La Asamblea Nacional, controlada por el oficialismo, aprobó con carácter urgente y a petición del presidente del país, Daniel Ortega, la Ley para el Fortalecimiento de la Gestión del Instituto de Seguridad Social y Desarrollo Humano (ISSDHU), que dependía de la Policía Nacional.

El ISSDHU, creado en julio de 1996 como un ente adscrito a la Policía Nacional, está a cargo de la seguridad social de los oficiales activos y retirados, y ofrece préstamos emergentes, consolidación de deudas, entre otros beneficios.

La Ley, aprobada por los 71 diputados sandinistas y sus aliados, frente a 12 diputados opositores que votaron en contra, quita a la Policía Nacional la facultad administrativa sobre el ISSDHU y se la traspasa a la Presidencia de la República.

La diputada opositora Azucena Castilla consideró que esa Ley no exime al ISSDHU de las sanciones estadounidenses, debido a que tres de sus siete directivos son oficiales.

 

 

A su juicio, al contar con tres representantes de la Policía Nacional en su directiva persiste el riesgo que se bloquee toda transacción financiera o bancaria, y de negocios con el ISSDHU.

"Allí mismos están contraviniendo el objetivo de sacarlo del control de la Policía y adscribirlo a la Presidencia, por lo que siempre está contaminado el ISSDHU", argumentó.

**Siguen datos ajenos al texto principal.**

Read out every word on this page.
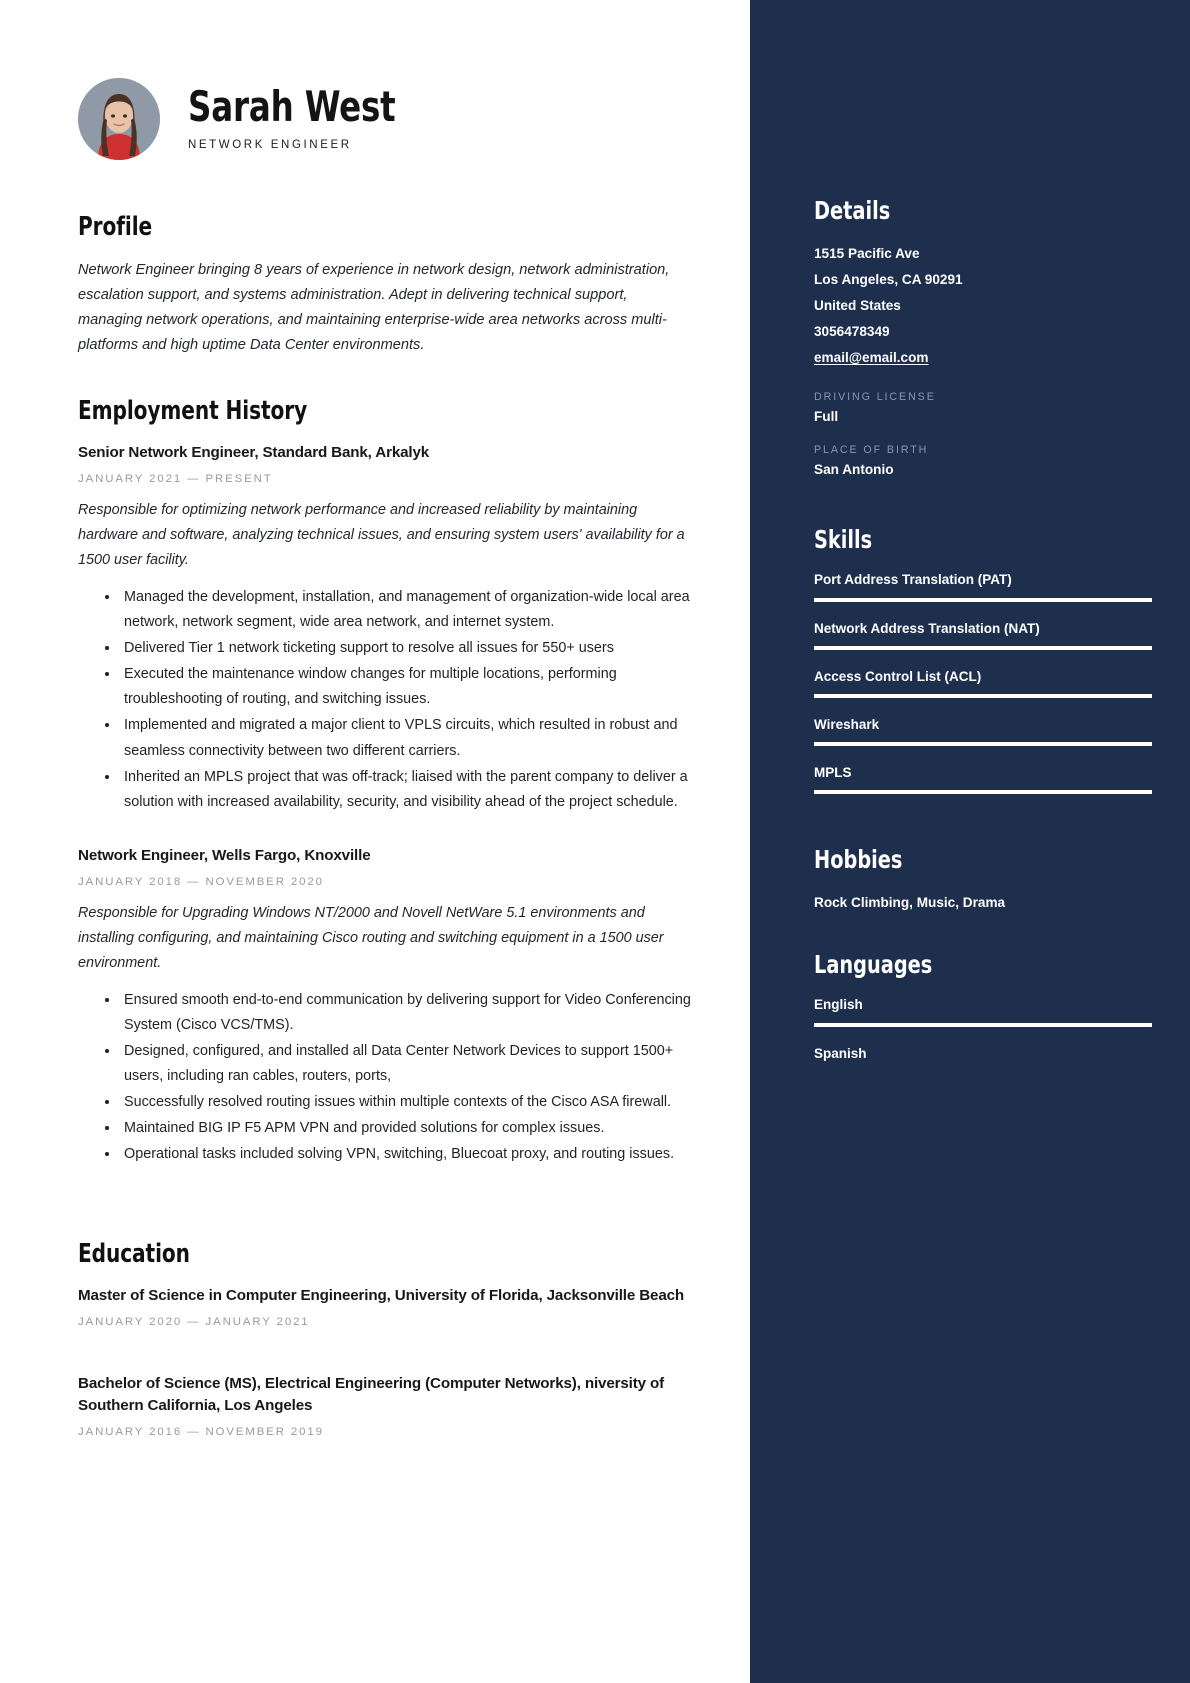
Sarah West
NETWORK ENGINEER
Profile
Network Engineer bringing 8 years of experience in network design, network administration, escalation support, and systems administration. Adept in delivering technical support, managing network operations, and maintaining enterprise-wide area networks across multi-platforms and high uptime Data Center environments.
Employment History
Senior Network Engineer, Standard Bank, Arkalyk
JANUARY 2021 — PRESENT
Responsible for optimizing network performance and increased reliability by maintaining hardware and software, analyzing technical issues, and ensuring system users' availability for a 1500 user facility.
• Managed the development, installation, and management of organization-wide local area network, network segment, wide area network, and internet system.
• Delivered Tier 1 network ticketing support to resolve all issues for 550+ users
• Executed the maintenance window changes for multiple locations, performing troubleshooting of routing, and switching issues.
• Implemented and migrated a major client to VPLS circuits, which resulted in robust and seamless connectivity between two different carriers.
• Inherited an MPLS project that was off-track; liaised with the parent company to deliver a solution with increased availability, security, and visibility ahead of the project schedule.
Network Engineer, Wells Fargo, Knoxville
JANUARY 2018 — NOVEMBER 2020
Responsible for Upgrading Windows NT/2000 and Novell NetWare 5.1 environments and installing configuring, and maintaining Cisco routing and switching equipment in a 1500 user environment.
• Ensured smooth end-to-end communication by delivering support for Video Conferencing System (Cisco VCS/TMS).
• Designed, configured, and installed all Data Center Network Devices to support 1500+ users, including ran cables, routers, ports,
• Successfully resolved routing issues within multiple contexts of the Cisco ASA firewall.
• Maintained BIG IP F5 APM VPN and provided solutions for complex issues.
• Operational tasks included solving VPN, switching, Bluecoat proxy, and routing issues.
Education
Master of Science in Computer Engineering, University of Florida, Jacksonville Beach
JANUARY 2020 — JANUARY 2021
Bachelor of Science (MS), Electrical Engineering (Computer Networks), niversity of Southern California, Los Angeles
JANUARY 2016 — NOVEMBER 2019
Details
1515 Pacific Ave
Los Angeles, CA 90291
United States
3056478349
email@email.com
DRIVING LICENSE
Full
PLACE OF BIRTH
San Antonio
Skills
Port Address Translation (PAT)
Network Address Translation (NAT)
Access Control List (ACL)
Wireshark
MPLS
Hobbies
Rock Climbing, Music, Drama
Languages
English
Spanish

El Departamento del Tesoro de Estados Unidos sancionó el jueves pasado a la Policía Nacional por una serie de violaciones a los derechos humanos.

El secretario del Tesoro de EE.UU., Steve Mnuchin, señaló entonces que el "régimen de (Daniel) Ortega ha utilizado a la Policía Nacional de Nicaragua como una herramienta en su violenta campaña de represión sobre el pueblo nicaragüense", en el marco de la crisis que vive el país desde abril de 2018 y que ha dejado cientos de muertos.

En un comunicado, el Gobierno de EE.UU. acusó a ese cuerpo policial de "usar munición contra manifestantes pacíficos y de ser partícipes de escuadrones de la muerte; además de llevar a cabo asesinatos extrajudiciales, desapariciones y secuestros".

 

 

Estados Unidos también sancionó a Juan Antonio Valle, jefe policial de Vigilancia y Patrulla; Justo Pastor Urbina, comisionado de Operaciones Especiales del cuerpo, y Luis Alberto Pérez Oliva, máximo responsable de la policía judicial y director de la prisión de El Chipote, donde algunos alegan que se ha practicado la tortura y violaciones, entre otros abusos.

Como resultado de esas restricciones quedan congelados los activos que los sancionados puedan tener en EE.UU., mientras que los ciudadanos estadounidenses y sus empresas no podrán hacer negocios con ellos.

Esta no es la primera vez que EE.UU. sanciona a un miembro del mayor órgano policial en Nicaragua, pues en 2019 sancionó a su director, Francisco Díaz, y a su subdirector, Ramón Avellán Medal.

Ni el Gobierno de Nicaragua, que ha calificado esas sanciones como "agresiones", ni la Policía Nacional se han referido a esas nuevas medidas de Washington.

Desde 2018, Nicaragua vive una crisis sociopolítica que ha dejado al menos 328 muertos, según la Comisión Interamericana de Derechos Humanos (CIDH), aunque organismos locales elevan la cifra a 684 y el Gobierno reconoce 200 y denuncia un intento de "golpe de Estado".